During the 2008 campaign, when candidate Obama was seeking our votes, he pledged in Dover, New Hampshire on Sept. 12, 2008:
“I can make a firm pledge. Under my plan, no family making less than $250,000 a year will see any form of tax increase. Not your income tax, not your payroll tax, not your capital gains taxes, not any of your taxes.”
During a nationally televised Vice-Presidential debate in St. Louis on Oct. 3, 2008, candidate Biden repeated the pledge:
“No one making less than $250,000 under Barack Obama’s plan will see one single penny of their tax raised whether it’s their capital gains tax, their income tax, investment tax, any tax.”
Once elected, in an address to a joint session of Congress on Feb. 24, 2009, President Obama restated the promise yet again:
“If your family earns less than $250,000 a year, you will not see your taxes increased a single dime. I repeat: not one single dime.”

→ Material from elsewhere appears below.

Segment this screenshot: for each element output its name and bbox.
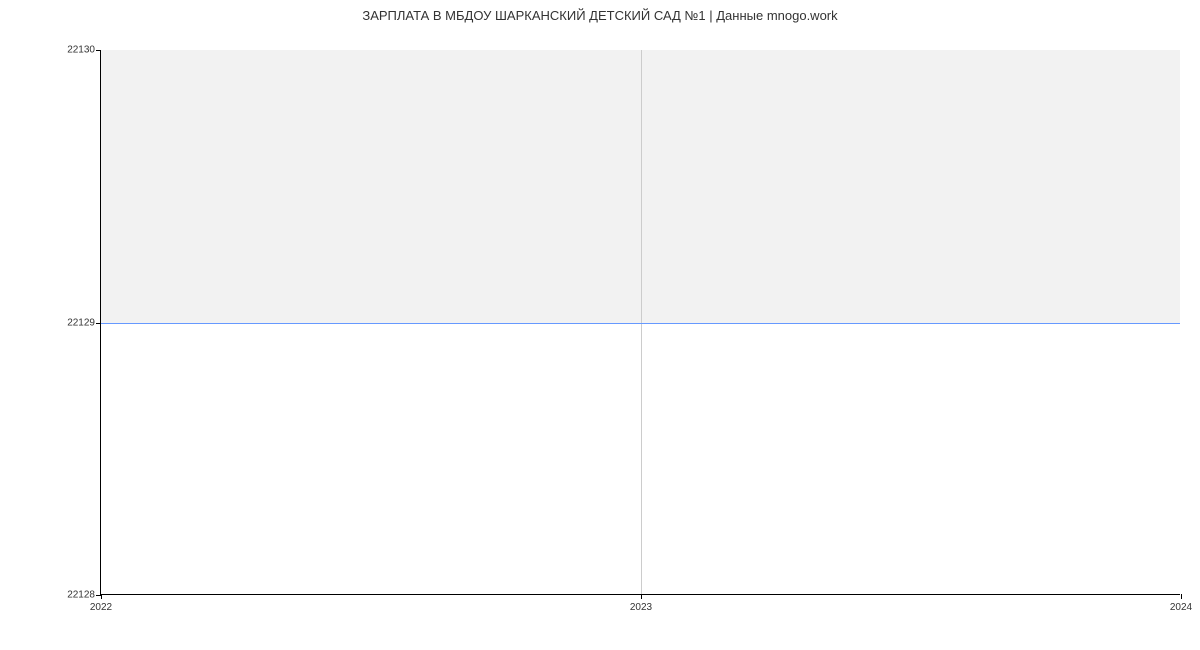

But now before the Senate is the so-called Marketplace Fairness Act, which would authorize each state to force sellers in other states to collect and pay sales taxes on anything they sell over the Internet to anyone in any other state. The seller may operate exclusively in Hawaii, and not own or operate any property, or employ any workers, in any other state. But it would be liable for the sales taxes in every one of the other 49 states for anything it sells over the Internet in any of those states.